In particular, pertaining to data subjects, who are aware of the DPA, there is excitement and this legal development seems to be a welcome one. For those who qualify as data controllers and data processors for purposes of the DPA, like any new legislation, a number of companies have anxiously called upon their legal, human resources and compliance departments to ensure compliance with the DPA when it eventually comes into effect.
One may ask, what does the DPA mean to the data subject or to people processing personal data? This is the million-dollar question that we will try to answer in this introductory article to the DPA.
All data subjects should at minimum know and understand the DPA requirements on how their personal data, either being general or sensitive, should be processed and what their rights are in relation to the processing of that data. In terms of the DPA, data subjects have the following rights; the right of access to personal data through subject access requests, the right to correct inaccurate personal data, the right in certain cases to have personal data erased, the right to object to the processing of data for certain purposes and the right to obtain a copy of the personal data in the possession of a data processor or a data controller, as the case may be.
For people and entities processing personal data, personal data must be processed in accordance with the processing principles as specified in the DPA. The principles of data processing provide that personal data must be processed lawfully, transparently and fairly. Data should be collected only for specific legitimate purposes and limited to what is necessary, relevant and accurate. The data should be kept up to date, stored only for as long as is necessary and with appropriate security.
Each person or entity that processes personal data should have a lawful basis for processing that data. Personal data shall be processed on freely given, specific and informed consent of the data subject. Alternatively, it should be processed when it is necessary for the conclusion of a contract to which the data subject is a party or for the protection of the vital interests of the individual, or for compliance with the legal obligations of a data controller under the DPA or processing is necessary for the public interest or the legitimate interest of an organisation.
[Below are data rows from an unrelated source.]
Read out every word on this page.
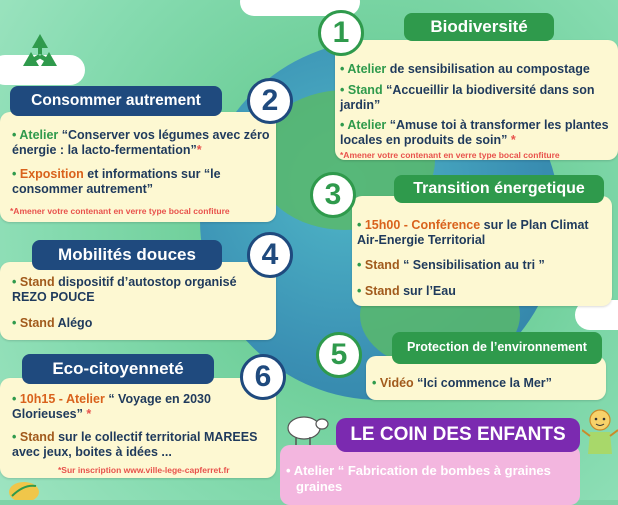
Consommer autrement	2
• Atelier “Conserver vos légumes avec zéro énergie : la lacto-fermentation”*
• Exposition et informations sur “le consommer autrement”
*Amener votre contenant en verre type bocal confiture
Mobilités douces	4
• Stand dispositif d’autostop organisé REZO POUCE
• Stand Alégo
Eco-citoyenneté	6
• 10h15 - Atelier “ Voyage en 2030 Glorieuses” *
• Stand sur le collectif territorial MAREES avec jeux, boites à idées ...
*Sur inscription www.ville-lege-capferret.fr
1	Biodiversité
• Atelier de sensibilisation au compostage
• Stand “Accueillir la biodiversité dans son jardin”
• Atelier “Amuse toi à transformer les plantes locales en produits de soin” *
*Amener votre contenant en verre type bocal confiture
3	Transition énergetique
• 15h00 - Conférence sur le Plan Climat Air-Energie Territorial
• Stand “ Sensibilisation au tri ”
• Stand sur l’Eau
5	Protection de l’environnement
• Vidéo “Ici commence la Mer”
LE COIN DES ENFANTS
• Atelier “ Fabrication de bombes à graines
graines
The DPA carries severe penalties for non-compliance. The penalties are a combination of fines and a possibility of imprisonment. The minimum fine for non-compliance is BWP 20 000.00 with a maximum fine of BWP 1 million. Prison sentences range from a minimum of three years to a maximum of 12 years.
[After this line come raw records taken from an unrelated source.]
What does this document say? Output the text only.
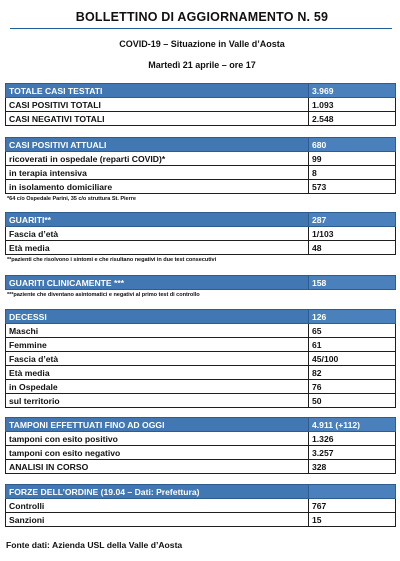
BOLLETTINO DI AGGIORNAMENTO N. 59
COVID-19 – Situazione in Valle d’Aosta
Martedì 21 aprile – ore 17
TOTALE CASI TESTATI	3.969
CASI POSITIVI TOTALI	1.093
CASI NEGATIVI TOTALI	2.548
CASI POSITIVI ATTUALI	680
ricoverati in ospedale (reparti COVID)*	99
in terapia intensiva	8
in isolamento domiciliare	573
*64 c/o Ospedale Parini, 35 c/o struttura St. Pierre
GUARITI**	287
Fascia d’età	1/103
Età media	48
**pazienti che risolvono i sintomi e che risultano negativi in due test consecutivi
GUARITI CLINICAMENTE ***	158
***paziente che diventano asintomatici e negativi al primo test di controllo
DECESSI	126
Maschi	65
Femmine	61
Fascia d’età	45/100
Età media	82
in Ospedale	76
sul territorio	50
TAMPONI EFFETTUATI FINO AD OGGI	4.911 (+112)
tamponi con esito positivo	1.326
tamponi con esito negativo	3.257
ANALISI IN CORSO	328
FORZE DELL’ORDINE (19.04 – Dati: Prefettura)	
Controlli	767
Sanzioni	15
Fonte dati: Azienda USL della Valle d’Aosta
For all organisations based outside the European Union that offer goods or services to European Union residents or monitor their behaviour or process their personal data, in addition to complying with the requirements of the DPA, the processing of personal data of European Union residents will also be subject to the European Union General Data Protection Regulation (“GDPR”). The GDPR came into effect on 25th May 2018. Due to the heavy penalties under the GDPR non-compliance is not an option.
Food for thought – will you be compliant with the requirements of the DPA when it comes into effect and are you compliant with the GDPR, if applicable? We are compliant and hope you are as you won’t have time to start preparing for compliance once the DPA comes into effect, you will already be in breach or you might already be in breach!